The Legislature last week approved the 2012-13 state budget, including $177 million in added funding for schools at all levels, on top of what had been appropriated for this fiscal year, an increase of about 2.5 percent. That came after four straight years of deep cuts.

The increase wasn't nearly enough in light of an improving economy and state revenues, Pedersen says, so the initiative is needed.

"The public does not trust the Legislature to adequately fund education," she says. "In a poll that we did, 75 percent of voters said they had no confidence that the Legislature would invest in education as revenues increased.”

Some legislators say they oppose the Quality Education and Jobs Act, including House Appropriations Committee chair John Kavanagh.

"First, it’s not extending the current tax," Kavanagh says. "The current tax gives the money to the general fund, and we’re free to spend it where we need. This group is really an amalgam of special interests. And I guess those interests pretty much divvied up where the money would go.”
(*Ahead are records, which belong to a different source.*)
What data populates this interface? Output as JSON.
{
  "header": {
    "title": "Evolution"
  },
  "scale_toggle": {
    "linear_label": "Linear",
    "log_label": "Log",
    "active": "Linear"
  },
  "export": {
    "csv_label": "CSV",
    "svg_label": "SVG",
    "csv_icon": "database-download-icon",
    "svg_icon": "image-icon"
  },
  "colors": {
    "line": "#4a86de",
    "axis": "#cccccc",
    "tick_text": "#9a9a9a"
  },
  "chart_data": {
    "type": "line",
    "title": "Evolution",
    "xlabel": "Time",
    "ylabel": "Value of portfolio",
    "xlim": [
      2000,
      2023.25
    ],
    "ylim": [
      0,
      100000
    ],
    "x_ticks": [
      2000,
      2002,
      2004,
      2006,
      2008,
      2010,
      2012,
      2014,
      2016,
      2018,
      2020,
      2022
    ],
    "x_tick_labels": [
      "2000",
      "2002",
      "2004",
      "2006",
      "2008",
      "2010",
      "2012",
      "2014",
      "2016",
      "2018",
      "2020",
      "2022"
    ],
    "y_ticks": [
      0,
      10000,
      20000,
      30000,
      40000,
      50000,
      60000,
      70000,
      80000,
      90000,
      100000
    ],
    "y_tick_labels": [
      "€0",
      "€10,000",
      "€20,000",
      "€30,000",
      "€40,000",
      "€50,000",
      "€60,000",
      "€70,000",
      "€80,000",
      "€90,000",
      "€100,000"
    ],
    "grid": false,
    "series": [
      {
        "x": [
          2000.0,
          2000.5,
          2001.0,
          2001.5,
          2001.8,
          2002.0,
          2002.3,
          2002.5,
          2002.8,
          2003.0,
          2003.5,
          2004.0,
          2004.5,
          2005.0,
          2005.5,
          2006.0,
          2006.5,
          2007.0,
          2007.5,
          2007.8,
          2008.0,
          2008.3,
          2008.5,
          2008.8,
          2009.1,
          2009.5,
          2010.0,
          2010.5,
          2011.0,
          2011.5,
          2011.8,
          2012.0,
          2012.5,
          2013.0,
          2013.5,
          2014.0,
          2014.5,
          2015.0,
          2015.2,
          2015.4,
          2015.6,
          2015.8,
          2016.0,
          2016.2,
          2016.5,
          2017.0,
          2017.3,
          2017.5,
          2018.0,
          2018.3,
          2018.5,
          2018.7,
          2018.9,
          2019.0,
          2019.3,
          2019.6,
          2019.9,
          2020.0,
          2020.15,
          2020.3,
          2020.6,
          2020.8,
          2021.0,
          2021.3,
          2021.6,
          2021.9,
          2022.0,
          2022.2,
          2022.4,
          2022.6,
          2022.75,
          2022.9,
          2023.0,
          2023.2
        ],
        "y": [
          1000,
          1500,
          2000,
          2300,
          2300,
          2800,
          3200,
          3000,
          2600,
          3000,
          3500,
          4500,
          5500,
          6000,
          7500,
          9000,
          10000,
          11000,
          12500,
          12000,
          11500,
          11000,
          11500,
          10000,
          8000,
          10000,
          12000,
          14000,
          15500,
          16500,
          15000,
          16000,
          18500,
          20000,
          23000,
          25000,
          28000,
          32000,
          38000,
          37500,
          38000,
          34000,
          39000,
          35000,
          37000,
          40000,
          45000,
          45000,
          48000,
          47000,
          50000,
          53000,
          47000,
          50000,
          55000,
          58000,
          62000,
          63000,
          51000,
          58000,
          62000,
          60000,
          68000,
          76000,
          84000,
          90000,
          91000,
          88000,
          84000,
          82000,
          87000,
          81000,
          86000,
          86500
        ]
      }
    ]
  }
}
Pedersen counters by highlighting the grassroots origins of the effort.

"If schoolchildren are a special interest group, then, yes, it is benefiting schoolchildren," she says. "This is being put forward by parents. We started this effort, we’re leading this effort, and it’s because people like Mr. Kavanagh have not been doing their jobs. We wish this was not necessary, but they have de-funded education over the past four years to the tune of $1 billion.”

Kavanagh acknowledges that education funding has been cut significantly and needs to be brought back up. But he says the state is still struggling economically and the Legislature should increase funding with caution.

But Senate Minority Leader David Schapira, a Democrat, says the voters should step in.

"If it has to go to the voters and the voters have to make the decision on behalf of the Legislature since the Legislature is unwilling to come up with the political will to do it, then that’s what has to happen,” Schapira says.